Wir wagen eine Vorhersage:
- Nach zahlreichen “Ziesel erfolgreich umgelenkt” Meldungen für verschiedene Baufelder in den nächsten Jahren wird man irgendwann überrascht feststellen, dass leider nur ein paar Dutzend Tiere auf den Ausgleichsflächen zu finden sind, und der Rest verschollen ist.
- Warum wir das glauben? Erinnern Sie sich noch an die Feldhamster, die vom Verteilerkreis Favoriten 2011 in den Volkspark abgesiedelt wurden? Nun:
“Derzeit gibt es im Volkspark keine Hinweise auf Hamstervorkommen.

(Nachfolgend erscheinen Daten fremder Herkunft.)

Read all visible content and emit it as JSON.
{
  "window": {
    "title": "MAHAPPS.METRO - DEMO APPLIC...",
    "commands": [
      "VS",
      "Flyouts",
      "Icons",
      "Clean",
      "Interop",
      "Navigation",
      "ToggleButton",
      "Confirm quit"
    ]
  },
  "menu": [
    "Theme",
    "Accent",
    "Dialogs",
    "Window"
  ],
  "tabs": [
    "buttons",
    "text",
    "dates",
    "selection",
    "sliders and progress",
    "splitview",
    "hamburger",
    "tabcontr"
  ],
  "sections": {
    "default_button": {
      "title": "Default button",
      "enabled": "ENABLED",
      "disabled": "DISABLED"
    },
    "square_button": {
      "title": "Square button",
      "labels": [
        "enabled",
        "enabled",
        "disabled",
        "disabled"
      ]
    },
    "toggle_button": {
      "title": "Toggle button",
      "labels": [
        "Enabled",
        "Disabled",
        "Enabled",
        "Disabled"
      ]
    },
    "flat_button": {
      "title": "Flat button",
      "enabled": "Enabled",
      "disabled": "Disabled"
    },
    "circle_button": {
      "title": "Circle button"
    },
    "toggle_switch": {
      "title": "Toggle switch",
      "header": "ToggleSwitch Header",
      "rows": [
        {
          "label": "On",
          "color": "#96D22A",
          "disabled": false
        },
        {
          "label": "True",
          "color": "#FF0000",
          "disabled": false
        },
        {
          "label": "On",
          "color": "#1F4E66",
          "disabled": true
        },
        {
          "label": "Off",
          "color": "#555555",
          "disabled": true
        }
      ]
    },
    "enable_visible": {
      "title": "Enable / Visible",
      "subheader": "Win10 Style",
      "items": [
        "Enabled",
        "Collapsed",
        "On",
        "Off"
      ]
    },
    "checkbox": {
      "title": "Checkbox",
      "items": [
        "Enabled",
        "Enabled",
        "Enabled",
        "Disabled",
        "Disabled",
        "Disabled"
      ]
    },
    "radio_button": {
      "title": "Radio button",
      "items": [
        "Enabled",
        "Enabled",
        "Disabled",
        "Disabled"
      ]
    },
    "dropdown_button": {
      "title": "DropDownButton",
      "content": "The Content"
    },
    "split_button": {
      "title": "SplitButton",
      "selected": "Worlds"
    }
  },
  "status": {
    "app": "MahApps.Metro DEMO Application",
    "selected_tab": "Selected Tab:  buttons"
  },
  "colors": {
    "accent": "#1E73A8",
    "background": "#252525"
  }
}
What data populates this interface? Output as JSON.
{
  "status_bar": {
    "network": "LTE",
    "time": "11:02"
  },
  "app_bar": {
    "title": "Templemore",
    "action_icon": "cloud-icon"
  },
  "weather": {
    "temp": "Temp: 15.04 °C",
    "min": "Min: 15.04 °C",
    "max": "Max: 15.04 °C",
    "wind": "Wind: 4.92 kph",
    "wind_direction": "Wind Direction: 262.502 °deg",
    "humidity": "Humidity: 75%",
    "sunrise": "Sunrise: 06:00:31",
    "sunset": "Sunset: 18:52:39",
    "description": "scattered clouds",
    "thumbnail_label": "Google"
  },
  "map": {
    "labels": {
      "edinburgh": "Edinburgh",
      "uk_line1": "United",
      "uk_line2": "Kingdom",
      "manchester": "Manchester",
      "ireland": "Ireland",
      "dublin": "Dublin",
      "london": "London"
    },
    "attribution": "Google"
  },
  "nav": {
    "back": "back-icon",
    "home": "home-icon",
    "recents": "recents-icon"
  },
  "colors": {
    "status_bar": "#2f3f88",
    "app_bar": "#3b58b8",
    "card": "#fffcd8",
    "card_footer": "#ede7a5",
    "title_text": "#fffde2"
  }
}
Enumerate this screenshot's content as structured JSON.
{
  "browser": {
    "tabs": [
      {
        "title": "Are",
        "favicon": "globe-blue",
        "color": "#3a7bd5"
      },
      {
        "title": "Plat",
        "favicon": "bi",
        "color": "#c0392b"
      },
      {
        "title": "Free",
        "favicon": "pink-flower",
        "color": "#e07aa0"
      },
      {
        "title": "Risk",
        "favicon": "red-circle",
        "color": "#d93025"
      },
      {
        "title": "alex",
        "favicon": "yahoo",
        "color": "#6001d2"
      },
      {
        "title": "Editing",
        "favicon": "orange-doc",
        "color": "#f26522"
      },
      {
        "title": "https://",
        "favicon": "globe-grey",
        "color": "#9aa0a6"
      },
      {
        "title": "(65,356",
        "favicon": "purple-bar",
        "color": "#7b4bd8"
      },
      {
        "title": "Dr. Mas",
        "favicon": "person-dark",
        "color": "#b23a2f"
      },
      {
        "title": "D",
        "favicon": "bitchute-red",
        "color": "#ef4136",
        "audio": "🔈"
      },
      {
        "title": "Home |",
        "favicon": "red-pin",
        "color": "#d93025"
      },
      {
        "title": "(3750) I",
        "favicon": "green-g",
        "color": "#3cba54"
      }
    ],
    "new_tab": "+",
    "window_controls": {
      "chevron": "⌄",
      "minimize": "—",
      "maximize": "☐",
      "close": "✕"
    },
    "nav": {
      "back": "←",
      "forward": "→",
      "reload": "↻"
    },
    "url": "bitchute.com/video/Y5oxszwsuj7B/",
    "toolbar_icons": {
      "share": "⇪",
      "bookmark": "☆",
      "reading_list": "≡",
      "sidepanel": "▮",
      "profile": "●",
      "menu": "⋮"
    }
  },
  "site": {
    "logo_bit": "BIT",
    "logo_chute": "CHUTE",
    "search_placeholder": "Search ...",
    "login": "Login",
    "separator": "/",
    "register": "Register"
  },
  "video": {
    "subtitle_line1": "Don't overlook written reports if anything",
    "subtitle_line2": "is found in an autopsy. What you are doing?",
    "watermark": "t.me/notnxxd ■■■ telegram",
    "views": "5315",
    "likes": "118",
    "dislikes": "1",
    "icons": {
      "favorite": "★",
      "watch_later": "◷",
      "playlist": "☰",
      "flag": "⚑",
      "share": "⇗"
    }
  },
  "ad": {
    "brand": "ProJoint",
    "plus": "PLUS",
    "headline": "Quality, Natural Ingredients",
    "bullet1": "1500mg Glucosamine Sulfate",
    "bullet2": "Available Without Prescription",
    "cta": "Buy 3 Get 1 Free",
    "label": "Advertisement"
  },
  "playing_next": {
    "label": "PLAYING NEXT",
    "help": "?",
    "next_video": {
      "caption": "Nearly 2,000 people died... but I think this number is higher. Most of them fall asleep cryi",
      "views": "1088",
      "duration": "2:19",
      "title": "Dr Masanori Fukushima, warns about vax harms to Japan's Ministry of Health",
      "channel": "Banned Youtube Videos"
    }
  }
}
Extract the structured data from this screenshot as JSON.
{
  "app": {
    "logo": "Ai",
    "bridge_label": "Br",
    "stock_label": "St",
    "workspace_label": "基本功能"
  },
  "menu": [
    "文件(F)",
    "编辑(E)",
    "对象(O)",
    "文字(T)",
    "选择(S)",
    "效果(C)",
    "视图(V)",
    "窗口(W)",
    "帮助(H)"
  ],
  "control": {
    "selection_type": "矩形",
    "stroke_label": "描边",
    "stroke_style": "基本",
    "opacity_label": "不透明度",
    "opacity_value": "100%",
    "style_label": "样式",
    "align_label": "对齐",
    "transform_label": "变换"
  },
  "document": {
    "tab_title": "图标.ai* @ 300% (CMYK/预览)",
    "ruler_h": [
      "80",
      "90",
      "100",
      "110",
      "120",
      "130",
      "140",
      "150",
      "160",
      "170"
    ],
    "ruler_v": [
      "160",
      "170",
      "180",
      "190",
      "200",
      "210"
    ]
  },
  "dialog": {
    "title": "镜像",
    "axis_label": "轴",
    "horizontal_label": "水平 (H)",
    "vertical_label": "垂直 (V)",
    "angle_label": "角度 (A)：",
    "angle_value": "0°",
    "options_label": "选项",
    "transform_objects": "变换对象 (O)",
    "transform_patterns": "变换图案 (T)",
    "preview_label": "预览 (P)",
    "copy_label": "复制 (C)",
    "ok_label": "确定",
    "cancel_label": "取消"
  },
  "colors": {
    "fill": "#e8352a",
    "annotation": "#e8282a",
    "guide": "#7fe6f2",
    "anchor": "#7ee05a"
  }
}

Es ist davon auszugehen, dass die Population weitergewandert ist, da Anzeichen von Krankheiten, Vergiftung oder unmittelbare Gefährdung durch Bauarbeiten, weder im Zuge der Verlängerung der U1 noch durch andere Bauvorhaben fehlen.” © MA 22, 2015.
Vor dieser “erfolgreichen” Aktion gab es dort bereits Feldhamster, von denen genauso wie von den umgesiedelten nun jede Spur fehlt.
Die IGL-Marchfeldkanal wird jedenfalls diese Vorgehensweise nicht hinnehmen und alles Erdenkliche unternehmen, um den Zieseln vom Heeresspital das Schicksal der Hamster vom Verteilerkreis zu ersparen.
Die Folgen einer durch die MA 22 verschuldeten EU-Klage hätte dann der österreichische Steuerzahler zu tragen, und nicht die Bauträger, die vom Verhalten der Behörde profitieren.
Geschützte Tierarten, sowie Natur an sich hat offensichtlich keinen Stellenwert
in der Politik. Gesunder Boden im Ausmaß von 32 Fußballfeldern pro Tag wird versiegelt! Österreich kann sich nicht mehr autark ernähren! Aber die natürliche
Lebensraumzerstörung geht weiter und weiter ……..bis es zu spät sein wird!